Dergide ayrıca ilgilenebileceğiniz başka güzel yazılara da rastlayacaksınız.
Öykülerimi okumak isteyen arkadaşlar ise ana sayfada yer alan Devamlı Yazarlar bölümünden Hüseyin Pelit'i tıklayarak ulaşabilirler.

http://www.dnm-ler.com/articles.php?id=413

Haydi hep birlikte güzelim Adriyatik kıyılarını dolaşmaya başlayalım dilerseniz,
Sevgilerimle,


HEY ADRİYATİK!..
BAK YİNE BİZ GELDİK…

-Birinci Bölüm -


Yıllar önce gördüğümüz bir rüyayı yeniden görebilecek miyiz acaba?…

Görebilecek miyiz, Yunanistan üzerinden feribot ile Brindisi ye ve yine feribotla Dubrovnik’e geçtikten sonra Avusturya, Almanya üzerinden İtalya ve yeniden feribotla Yunanistan a dönüş rotamızda bin bir kare güzelliklerin adeta belleğimizi doldurup taşırdığı Adriyatik gezimizin altı yıl önce gördüğümüz pembe rüyasını…

Yaz aylarının o deniz kenarındaki koyu gölgeli ağaçların altındaki hamak tembelliğinden kurtulduğumuzu müjdeleyen ilk sarı yaprak kucağımıza düştüğünde haydi diyoruz “Adriyatik bizi bekliyor”…

Motokaravanımız ın triptik, gren card işlemlerini İpsala’da bir çabukta halledip azıcık duty- free geleneğini sürdürüyoruz. Birkaç viski, rakı, likör ile altyapı yatırımlarını takviye ediyoruz ama Toblerone’ ler, After Eight’ ler cıss…

Alexandroupoli her zamanki ilk durağımız. Vakit akşama dönüyor.
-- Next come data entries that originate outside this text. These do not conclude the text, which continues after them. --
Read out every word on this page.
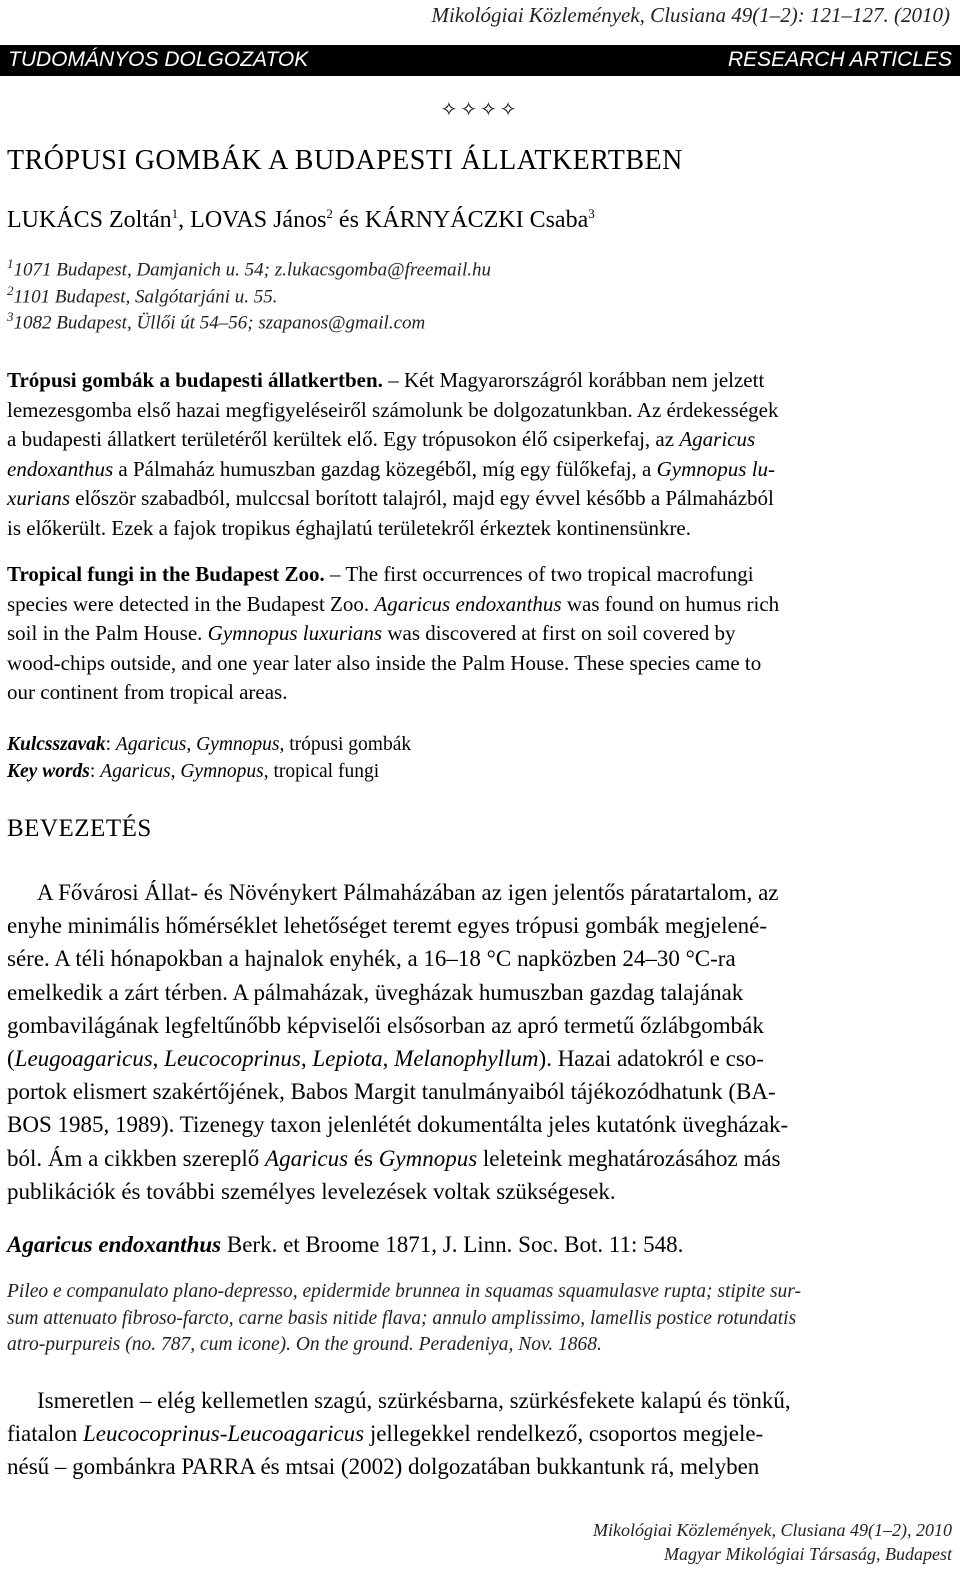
Mikológiai Közlemények, Clusiana 49(1–2): 121–127. (2010)
TUDOMÁNYOS DOLGOZATOK	RESEARCH ARTICLES
✧✧✧✧
TRÓPUSI GOMBÁK A BUDAPESTI ÁLLATKERTBEN
LUKÁCS Zoltán$^1$, LOVAS János$^2$ és KÁRNYÁCZKI Csaba$^3$
$^1$1071 Budapest, Damjanich u. 54; z.lukacsgomba@freemail.hu
$^2$1101 Budapest, Salgótarjáni u. 55.
$^3$1082 Budapest, Üllői út 54–56; szapanos@gmail.com
Trópusi gombák a budapesti állatkertben. – Két Magyarországról korábban nem jelzett
lemezesgomba első hazai megfigyeléseiről számolunk be dolgozatunkban. Az érdekességek
a budapesti állatkert területéről kerültek elő. Egy trópusokon élő csiperkefaj, az Agaricus
endoxanthus a Pálmaház humuszban gazdag közegéből, míg egy fülőkefaj, a Gymnopus lu-
xurians először szabadból, mulccsal borított talajról, majd egy évvel később a Pálmaházból
is előkerült. Ezek a fajok tropikus éghajlatú területekről érkeztek kontinensünkre.
Tropical fungi in the Budapest Zoo. – The first occurrences of two tropical macrofungi
species were detected in the Budapest Zoo. Agaricus endoxanthus was found on humus rich
soil in the Palm House. Gymnopus luxurians was discovered at first on soil covered by
wood-chips outside, and one year later also inside the Palm House. These species came to
our continent from tropical areas.
Kulcsszavak: Agaricus, Gymnopus, trópusi gombák
Key words: Agaricus, Gymnopus, tropical fungi
BEVEZETÉS
A Fővárosi Állat- és Növénykert Pálmaházában az igen jelentős páratartalom, az
enyhe minimális hőmérséklet lehetőséget teremt egyes trópusi gombák megjelené-
sére. A téli hónapokban a hajnalok enyhék, a 16–18 °C napközben 24–30 °C-ra
emelkedik a zárt térben. A pálmaházak, üvegházak humuszban gazdag talajának
gombavilágának legfeltűnőbb képviselői elsősorban az apró termetű őzlábgombák
(Leugoagaricus, Leucocoprinus, Lepiota, Melanophyllum). Hazai adatokról e cso-
portok elismert szakértőjének, Babos Margit tanulmányaiból tájékozódhatunk (BA-
BOS 1985, 1989). Tizenegy taxon jelenlétét dokumentálta jeles kutatónk üvegházak-
ból. Ám a cikkben szereplő Agaricus és Gymnopus leleteink meghatározásához más
publikációk és további személyes levelezések voltak szükségesek.
Agaricus endoxanthus Berk. et Broome 1871, J. Linn. Soc. Bot. 11: 548.
Pileo e companulato plano-depresso, epidermide brunnea in squamas squamulasve rupta; stipite sur-
sum attenuato fibroso-farcto, carne basis nitide flava; annulo amplissimo, lamellis postice rotundatis
atro-purpureis (no. 787, cum icone). On the ground. Peradeniya, Nov. 1868.
Ismeretlen – elég kellemetlen szagú, szürkésbarna, szürkésfekete kalapú és tönkű,
fiatalon Leucocoprinus-Leucoagaricus jellegekkel rendelkező, csoportos megjele-
nésű – gombánkra PARRA és mtsai (2002) dolgozatában bukkantunk rá, melyben
Mikológiai Közlemények, Clusiana 49(1–2), 2010
Magyar Mikológiai Társaság, Budapest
Eylül güneşinin kızıllığı yerini lacivert bir geceye bırakırken karavanımızı limandaki park alanına çekip hemencecik meydandaki tarihi fenerin çevresine yayılmış, ve de kızlı oğlanlı, kadınlı erkekli güzel giyimli insanların piyasa yaptıkları yol boyunca peş peşe dizilmiş “oyzepi” lerden Ege nin neredeyse gelenekselleşmiş mavi beyaz damalı örtüleri ile göze hoş görünen en baştaki Müloz’a kuruluyoruz. Greek- salad ve bir ufak Ouzo olmaz ise olmazların ilk siparişleri. Sonrasında yasaklar bir bir delinmeye başlıyor. “Hadi bir kalamar alalım ama bu seferlik”… “Gavroslar kızartma ama sadece bu günlük” kandırmacaları arasında bir güzel gece, iki iyi kafa. Maceranın daha başındayız. Önümüzde bir sürü ülke, bir alay yol, yaşanacak bir dolu anı ve de alınacak onlarca kolestrol, şeker bizi bekliyor. Kocaman deniz fenerinin huzmeleri zaman zaman dumanlı kafalarımızın köşelerine saklanmış anıları da aydınlatıyor, sandalyeler tersine dönene, örtüler toparlanana dek, “sarhoş muhabbetimizi” çekiştirip uzatıyor. Derin bir uykunun ardından bir Cumartesi sabahında şehrin hafiften hafiften kaynaşmasına biz de katılıyor, hemen yanı başımızda kurulan pazara dalıyoruz. Konuşulan dil dışında hemen her şey aynı. …”Ni, nı” eklerini almış tanıdık bir sürü meyvelerin, sebzelerin renklendirdiği tezgahları, tepemizde sallanan giyim kuşamlar ile cıncık boncuk tezgahları tamamlıyor. Bizde ihtiyaçlarımızı hiç de yabancılık çekmeden güzelce hallediyoruz. Karavana dönünce alarmımız kapılarımızı açmıyor…”eyvah” diyoruz “dakka bir gol bir”. Sonrasında çarşıya dalıp kumandanın pilini değiştiriyoruz. Ne garip, önceki pil de iki yıl önce Ohrid’de bitmiş ve orada bir saatçıda değiştirmiştik. Bakalım seneye nerede bırakacak bizi bu pil ?

Sıcak bir Eylül öğleninde Fanari ye geliyoruz. Komotini’ye (Gümülcine) 40 km. Xanti’ye (İskeçe) ise 15 km. uzaklıkta eski yol üzerinden sapılarak gidilen Fanari’ye otoyoldan ulaşılacaksa sapaktaki Fanari levhasını kaçırmamak gerekiyor. Yörenin en büyük tatil beldesi olan Fanari de EOT Camping (Belediye Kampingi), plajlar, beach’ler, cafeler ve de restaurant lar yazın oldukça neşeli günler vaat ediyor. Upuzun plajlar bölgesinin sonlarına doğru her zaman durduğumuz ağaçlıklı yeri bulup dalıyoruz. Tente, masa- sandalye açıp güzel bir güne hazırlanıyoruz. Yakınlarda bir de Kantina olacak ama o da okullar açılınca ortalıktan kaybolmuş. Yol boyunca hayalini kurduğumuz içi kızarmış patateslerle, köftelerle dolu dolu “soufuli” leri ne yazık ki yutamıyoruz ve uğradığımız hayal kırıklığının kızgınlığını ancak denizin serinliklerinde dindiriyoruz.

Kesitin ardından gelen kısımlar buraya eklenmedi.